Processing module/unit/logic 428, components and other features described herein can be implemented as discrete hardware components or integrated in the functionality of hardware components such as ASICS, FPGAs, DSPs or similar devices. In addition, processing module/unit/logic 428 can be implemented as firmware or functional circuitry within hardware devices. Further, processing module/unit/logic 428 can be implemented in any combination hardware devices and software components.

Note that while system 400 is illustrated with various components of a data processing system, it is not intended to represent any particular architecture or manner of interconnecting the components; as such details are not germane to embodiments disclosed herein. It will also be appreciated that network computers, handheld computers, mobile phones, servers, and/or other data processing systems which have fewer components or perhaps more components may also be used with embodiments disclosed herein.

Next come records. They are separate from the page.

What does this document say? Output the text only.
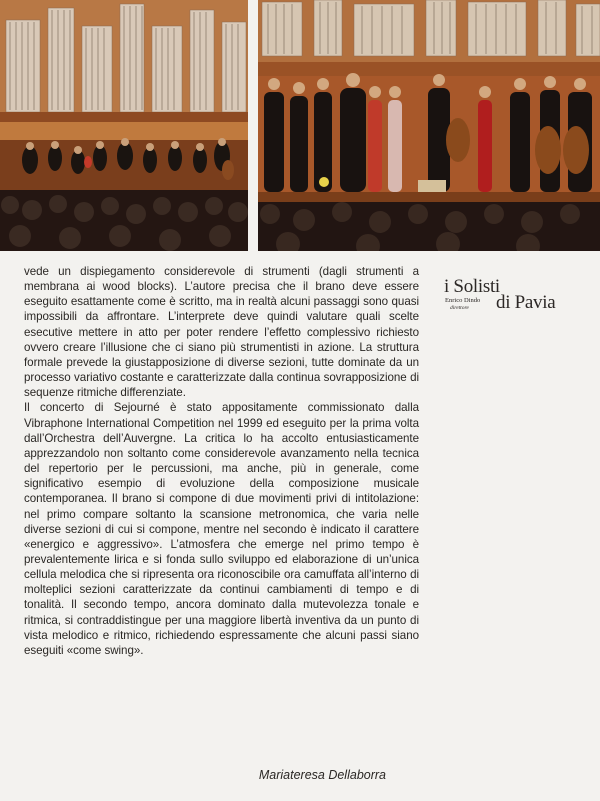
i Solisti
Enrico Dindo
direttore di Pavia

vede un dispiegamento considerevole di strumenti (dagli strumenti a membrana ai wood blocks). L’autore precisa che il brano deve essere eseguito esattamente come è scritto, ma in realtà alcuni passaggi sono quasi impossibili da affrontare. L’interprete deve quindi valutare quali scelte esecutive mettere in atto per poter rendere l’effetto complessivo richiesto ovvero creare l’illusione che ci siano più strumentisti in azione. La struttura formale prevede la giustapposizione di diverse sezioni, tutte dominate da un processo variativo costante e caratterizzate dalla continua sovrapposizione di sequenze ritmiche differenziate.

Il concerto di Sejourné è stato appositamente commissionato dalla Vibraphone International Competition nel 1999 ed eseguito per la prima volta dall’Orchestra dell’Auvergne. La critica lo ha accolto entusiasticamente apprezzandolo non soltanto come considerevole avanzamento nella tecnica del repertorio per le percussioni, ma anche, più in generale, come significativo esempio di evoluzione della composizione musicale contemporanea. Il brano si compone di due movimenti privi di intitolazione: nel primo compare soltanto la scansione metronomica, che varia nelle diverse sezioni di cui si compone, mentre nel secondo è indicato il carattere «energico e aggressivo». L’atmosfera che emerge nel primo tempo è prevalentemente lirica e si fonda sullo sviluppo ed elaborazione di un’unica cellula melodica che si ripresenta ora riconoscibile ora camuffata all’interno di molteplici sezioni caratterizzate da continui cambiamenti di tempo e di tonalità. Il secondo tempo, ancora dominato dalla mutevolezza tonale e ritmica, si contraddistingue per una maggiore libertà inventiva da un punto di vista melodico e ritmico, richiedendo espressamente che alcuni passi siano eseguiti «come swing».

Mariateresa Dellaborra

Some portions of the preceding detailed descriptions have been presented in terms of algorithms and symbolic representations of operations on data bits within a computer memory. These algorithmic descriptions and representations are the ways used by those skilled in the data processing arts to most effectively convey the substance of their work to others skilled in the art. An algorithm is here, and generally, conceived to be a self-consistent sequence of operations leading to a desired result. The operations are those requiring physical manipulations of physical quantities.

It should be borne in mind, however, that all of these and similar terms are to be associated with the appropriate physical quantities and are merely convenient labels applied to these quantities. Unless specifically stated otherwise as apparent from the above discussion, it is appreciated that throughout the description, discussions utilizing terms such as those set forth in the claims below, refer to the action and processes of a computer system, or similar electronic computing device, that manipulates and transforms data represented as physical (electronic) quantities within the computer system's registers and memories into other data similarly represented as physical quantities within the computer system memories or registers or other such information storage, transmission or display devices.

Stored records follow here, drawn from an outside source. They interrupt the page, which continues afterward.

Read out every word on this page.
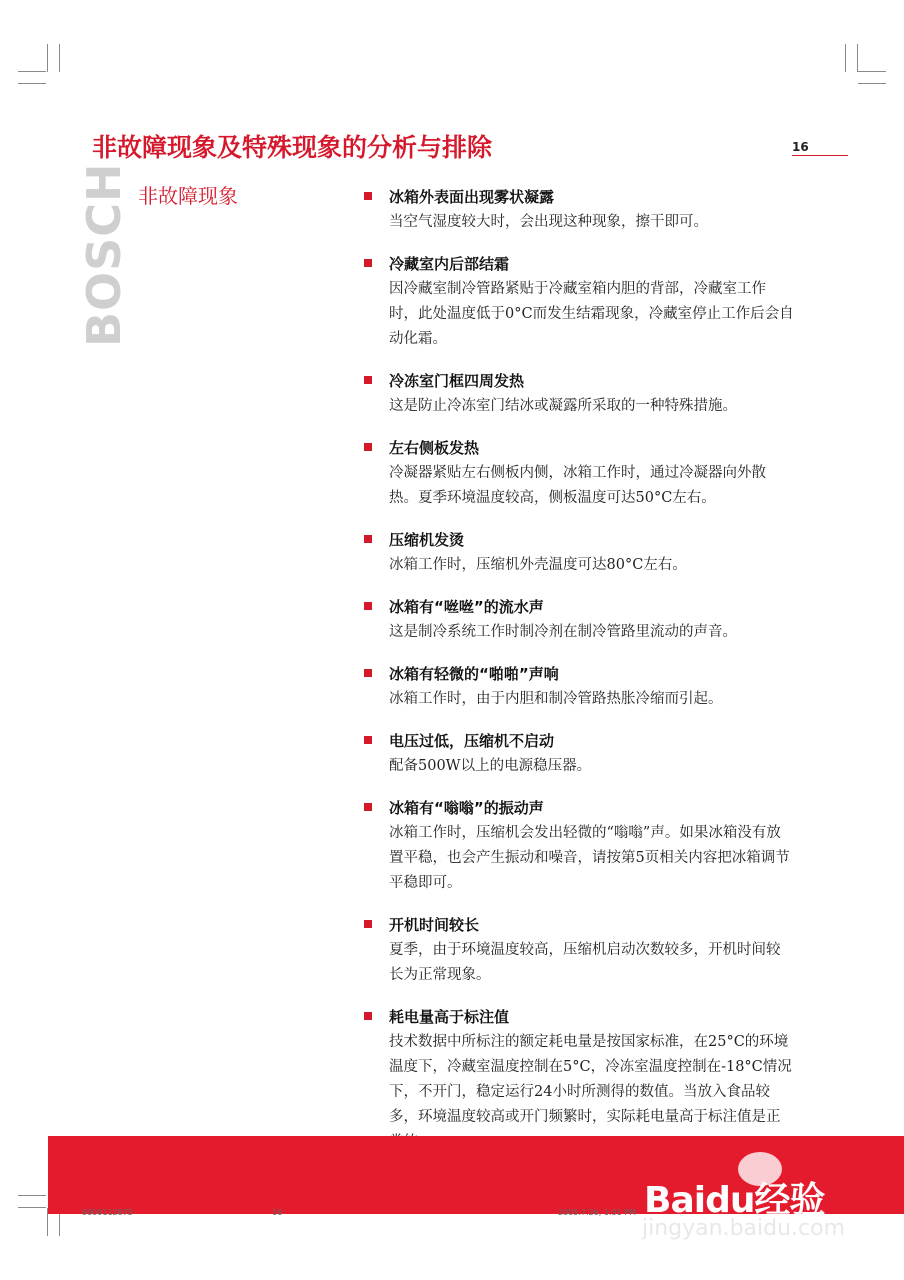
非故障现象及特殊现象的分析与排除	16
BOSCH 非故障现象	冰箱外表面出现雾状凝露
当空气湿度较大时，会出现这种现象，擦干即可。
冷藏室内后部结霜
因冷藏室制冷管路紧贴于冷藏室箱内胆的背部，冷藏室工作时，此处温度低于0°C而发生结霜现象，冷藏室停止工作后会自动化霜。
冷冻室门框四周发热
这是防止冷冻室门结冰或凝露所采取的一种特殊措施。
左右侧板发热
冷凝器紧贴左右侧板内侧，冰箱工作时，通过冷凝器向外散热。夏季环境温度较高，侧板温度可达50°C左右。
压缩机发烫
冰箱工作时，压缩机外壳温度可达80°C左右。
冰箱有“咝咝”的流水声
这是制冷系统工作时制冷剂在制冷管路里流动的声音。
冰箱有轻微的“啪啪”声响
冰箱工作时，由于内胆和制冷管路热胀冷缩而引起。
电压过低，压缩机不启动
配备500W以上的电源稳压器。
冰箱有“嗡嗡”的振动声
冰箱工作时，压缩机会发出轻微的“嗡嗡”声。如果冰箱没有放置平稳，也会产生振动和噪音，请按第5页相关内容把冰箱调节平稳即可。
开机时间较长
夏季，由于环境温度较高，压缩机启动次数较多，开机时间较长为正常现象。
耗电量高于标注值
技术数据中所标注的额定耗电量是按国家标准，在25°C的环境温度下，冷藏室温度控制在5°C，冷冻室温度控制在-18°C情况下，不开门，稳定运行24小时所测得的数值。当放入食品较多，环境温度较高或开门频繁时，实际耗电量高于标注值是正
9000112875	16	2005.7.26, 1:51 PM Baidu经验
jingyan.baidu.com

Embodiments disclosed herein also relate to an apparatus for performing the operations herein. Such a computer program is stored in a non-transitory computer readable medium. A non-transitory machine-readable medium includes any mechanism for storing information in a form readable by a machine (e.g., a computer). For example, a machine-readable (e.g., computer-readable) medium includes a machine (e.g., a computer) readable storage medium (e.g., read only memory (“ROM”), random access memory (“RAM”), magnetic disk storage media, optical storage media, flash memory devices).

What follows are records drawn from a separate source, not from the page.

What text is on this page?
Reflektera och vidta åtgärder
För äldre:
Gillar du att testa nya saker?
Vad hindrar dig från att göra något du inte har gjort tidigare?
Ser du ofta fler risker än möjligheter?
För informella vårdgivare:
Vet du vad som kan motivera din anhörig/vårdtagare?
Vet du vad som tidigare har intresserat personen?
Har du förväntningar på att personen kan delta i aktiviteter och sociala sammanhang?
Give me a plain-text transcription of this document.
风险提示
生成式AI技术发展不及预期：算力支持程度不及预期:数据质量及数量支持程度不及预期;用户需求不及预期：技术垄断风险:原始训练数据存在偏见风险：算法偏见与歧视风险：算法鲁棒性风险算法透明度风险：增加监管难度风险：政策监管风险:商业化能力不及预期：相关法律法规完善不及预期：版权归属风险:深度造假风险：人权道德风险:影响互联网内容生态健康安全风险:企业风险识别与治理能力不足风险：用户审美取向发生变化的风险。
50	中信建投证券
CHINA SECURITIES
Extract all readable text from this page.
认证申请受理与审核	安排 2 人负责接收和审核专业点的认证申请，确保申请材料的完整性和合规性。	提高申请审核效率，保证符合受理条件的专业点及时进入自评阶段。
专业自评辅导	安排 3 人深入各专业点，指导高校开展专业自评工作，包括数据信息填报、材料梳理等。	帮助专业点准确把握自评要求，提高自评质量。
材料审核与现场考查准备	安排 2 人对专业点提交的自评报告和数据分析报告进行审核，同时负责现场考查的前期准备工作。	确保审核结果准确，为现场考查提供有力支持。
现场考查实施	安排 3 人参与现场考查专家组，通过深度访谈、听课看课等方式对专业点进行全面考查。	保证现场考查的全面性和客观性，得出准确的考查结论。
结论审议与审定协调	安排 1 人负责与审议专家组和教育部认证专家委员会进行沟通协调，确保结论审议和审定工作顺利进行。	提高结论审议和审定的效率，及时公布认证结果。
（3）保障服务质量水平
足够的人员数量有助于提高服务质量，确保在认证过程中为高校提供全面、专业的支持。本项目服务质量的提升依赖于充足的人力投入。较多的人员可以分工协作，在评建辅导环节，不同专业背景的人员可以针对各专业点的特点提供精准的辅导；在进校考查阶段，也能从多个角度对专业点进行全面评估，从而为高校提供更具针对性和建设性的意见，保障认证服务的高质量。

The processes or methods depicted in the preceding figures may be performed by processing logic that comprises hardware (e.g. circuitry, dedicated logic, etc.), software (e.g., embodied on a non-transitory computer readable medium), or a combination of both. Although the processes or methods are described above in terms of some sequential operations, it should be appreciated that some of the operations described may be performed in a different order. Moreover, some operations may be performed in parallel rather than sequentially.

Embodiments disclosed herein are not described with reference to any particular programming language. It will be appreciated that a variety of programming languages may be used to implement the teachings of embodiments disclosed herein.

In the foregoing specification, embodiments have been described with reference to specific exemplary embodiments thereof. It will be evident that various modifications may be made thereto without departing from the broader spirit and scope of the embodiments disclosed herein as set forth in the following claims. The specification and drawings are, accordingly, to be regarded in an illustrative sense rather than a restrictive sense.